2. Roald Dahl had a small writing hut in Great Missenden, Buckinghamshire, where he wrote many of his famous stories. Inside the small hut, Dahl surrounded himself with paintings, inspirational quotes, and photographs of family and friends. He sat in a chair that used to belong to his mother. When it was cold, he covered his legs with a sleeping bag. The desk was filled with the mementos that inspired him — a ball of shredded silver foil of KitKat chocolate wrappers, the brass decoration of the Spitfire, and his thigh bone saved from his thigh replacement. The only light in the hut came from a corner lamp.
3. Dylan Thomas.
4. Dylan Thomas was the inspiration behind Roald Dahl's writers' hut. The Welsh poet had a writing hut in Carmarthenshire, not far from his home, on the cliffs overlooking the mouth of the Tuf River, where he wrote many of his major works.
5. Mark Twain.
6. Mark Twain had an octagonal office located on an impressive promontory overlooking the Chemung River in Elmira, New York. It was built by his sister-in-law, Susan Crane, who wanted Mark Twain not to be in her house because he smoked. The wooden cabinet was about 3.6 meters across and resembled the pilot's house of a Mississippi steamer. Twain called it "the most beautiful study you've ever seen."

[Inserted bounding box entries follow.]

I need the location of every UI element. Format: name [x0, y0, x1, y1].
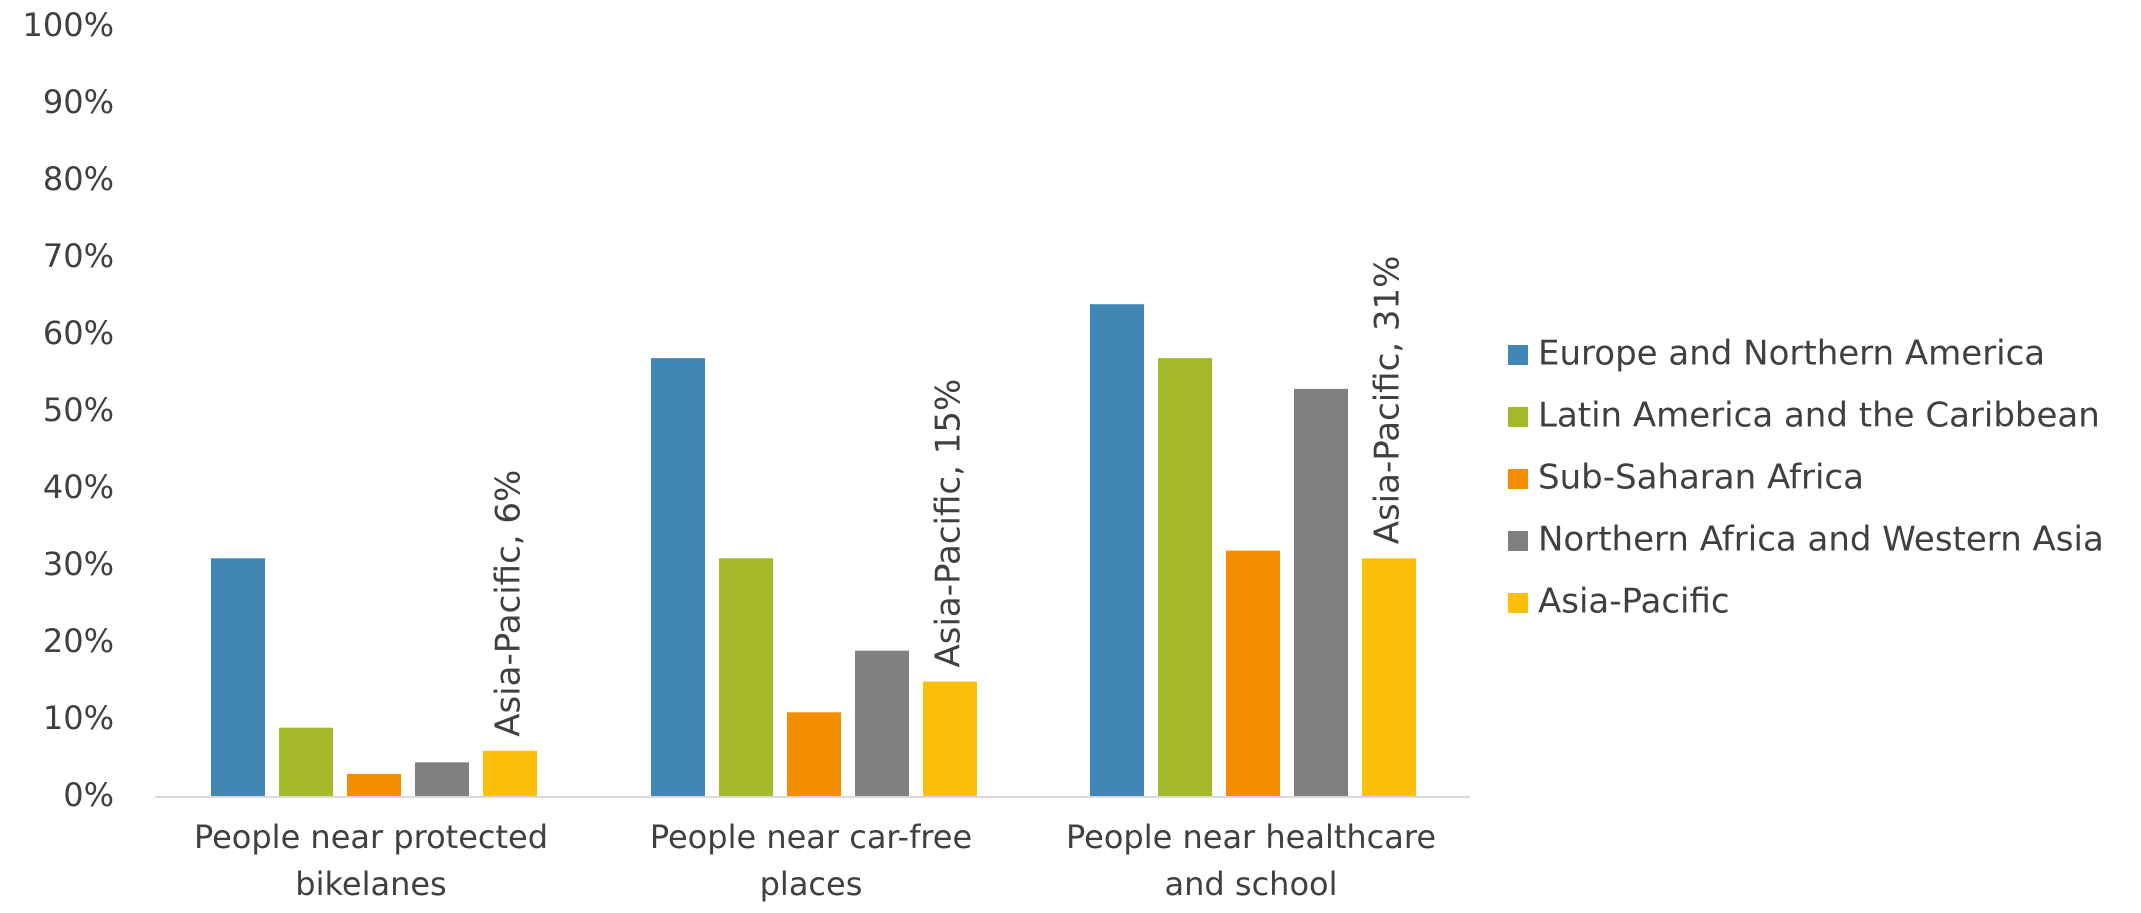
- bar-1-2: [1158, 358, 1212, 797]
- bar-4-0: [483, 750, 537, 797]
- y-tick-label: 90%: [43, 83, 114, 121]
- category-label: People near protected: [194, 818, 548, 856]
- y-axis: 0% 10% 20% 30% 40% 50% 60% 70% 80% 90% 100%: [23, 6, 114, 814]
- category-label: and school: [1165, 865, 1338, 903]
- legend-label: Sub-Saharan Africa: [1538, 458, 1864, 498]
- legend-label: Europe and Northern America: [1538, 334, 2045, 374]
- bar-2-1: [787, 712, 841, 797]
- legend: Europe and Northern America Latin America…: [1508, 334, 2104, 622]
- bar-1-1: [719, 558, 773, 797]
- legend-swatch: [1508, 407, 1528, 427]
- y-tick-label: 40%: [43, 468, 114, 506]
- bar-4-2: [1362, 558, 1416, 797]
- category-label: bikelanes: [295, 865, 446, 903]
- data-label: Asia-Pacific, 6%: [489, 470, 529, 737]
- category-label: People near car-free: [650, 818, 972, 856]
- legend-swatch: [1508, 469, 1528, 489]
- y-tick-label: 20%: [43, 622, 114, 660]
- bar-0-2: [1090, 304, 1144, 797]
- data-label: Asia-Pacific, 15%: [929, 379, 969, 668]
- bar-2-0: [347, 773, 401, 797]
- bar-0-1: [651, 358, 705, 797]
- category-label: places: [760, 865, 863, 903]
- legend-swatch: [1508, 593, 1528, 613]
- x-axis: People near protected bikelanes People nea…: [194, 818, 1436, 903]
- data-labels: Asia-Pacific, 6% Asia-Pacific, 15% Asia-Pa…: [489, 256, 1408, 737]
- bar-0-0: [211, 558, 265, 797]
- y-tick-label: 60%: [43, 314, 114, 352]
- y-tick-label: 100%: [23, 6, 114, 44]
- legend-label: Latin America and the Caribbean: [1538, 396, 2100, 436]
- legend-swatch: [1508, 531, 1528, 551]
- bar-3-2: [1294, 388, 1348, 797]
- y-tick-label: 80%: [43, 160, 114, 198]
- y-tick-label: 30%: [43, 545, 114, 583]
- y-tick-label: 10%: [43, 699, 114, 737]
- legend-label: Northern Africa and Western Asia: [1538, 520, 2104, 560]
- bar-3-1: [855, 650, 909, 797]
- bar-4-1: [923, 681, 977, 797]
- data-label: Asia-Pacific, 31%: [1368, 256, 1408, 545]
- bar-3-0: [415, 762, 469, 797]
- y-tick-label: 0%: [63, 776, 114, 814]
- y-tick-label: 50%: [43, 391, 114, 429]
- bars: [211, 304, 1416, 797]
- category-label: People near healthcare: [1066, 818, 1436, 856]
- bar-1-0: [279, 727, 333, 797]
- y-tick-label: 70%: [43, 237, 114, 275]
- legend-swatch: [1508, 345, 1528, 365]
- bar-2-2: [1226, 550, 1280, 797]
- legend-label: Asia-Pacific: [1538, 582, 1730, 622]
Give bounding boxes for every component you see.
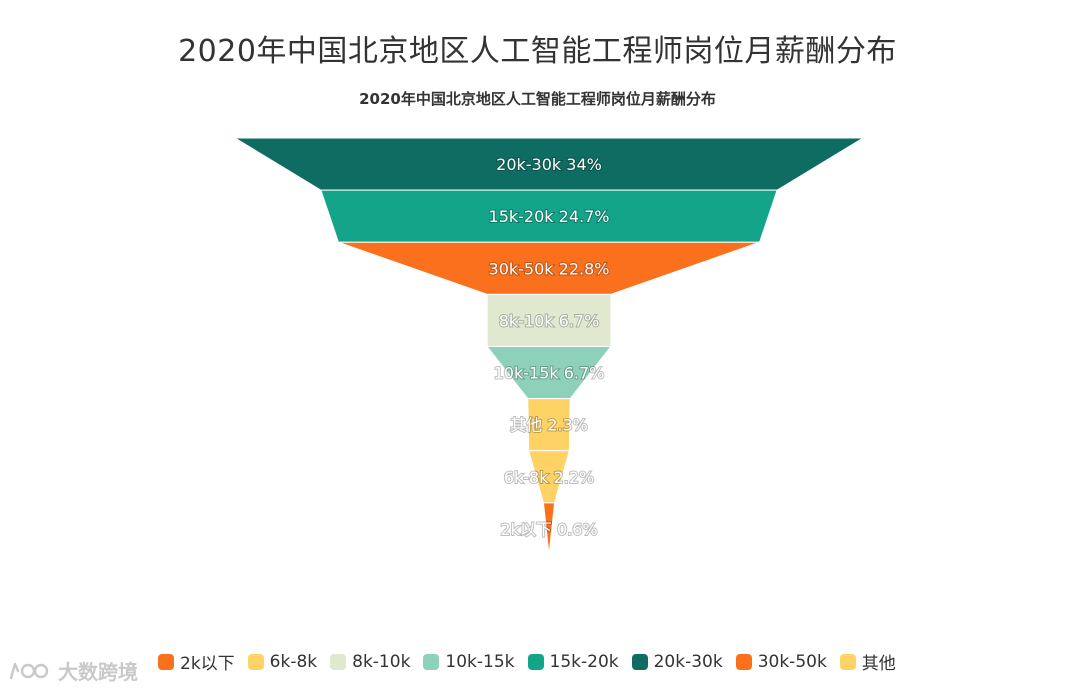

7. George Bernard Shaw had a unique revolving hut that could be easily rotated to let in the sun.
8. Henry David Thoreau.
9. American naturalist and philosopher Henry David Thoreau spent exactly two years, two months, and two days in a secluded hut he built near Walden Pond, a lake in Concord, Massachusetts, where his friend and mentor Ralph Waldo Emerson owned a forest. Thoreau used this time to write his first book, A Week on the Concorde and Merrimac Rivers. Later, Thoreau wrote another book, his most famous, called Walden, or Life in the Forest, in which he talked about his experiences of living in isolation.
10. After Virginia Woolf and her husband bought a 16th-century cottage in the village of Rodmell, Sussex, England, Woolf built a small wooden tool shed in the garden that was converted into a writing room. It was not the most comfortable of the rooms. She was always distracted by her husband sorting apples over her head in the attic, church bells at the bottom of the garden, and the noise of children at the school next door. In winter, it became so cold in the hut that she could not hold the handle and went into a closed room. Five years later, Wolfe moved her writing house to the far end of the garden, under a chestnut tree next to the flint wall of the cemetery. In this box, Wolfe wrote parts of all her major novels, from Mrs. Dalloway to Between Acts, as well as many essays and letters.
11. Henry Williamson, best known for his book The Otter Called Tarka, built a wooden hut near Georgeham with a cash prize he won in 1928 with the Hawthorden Prize for the aforementioned book. Williamson wrote many of his later books there, sitting alone in a hut for 15 hours a day.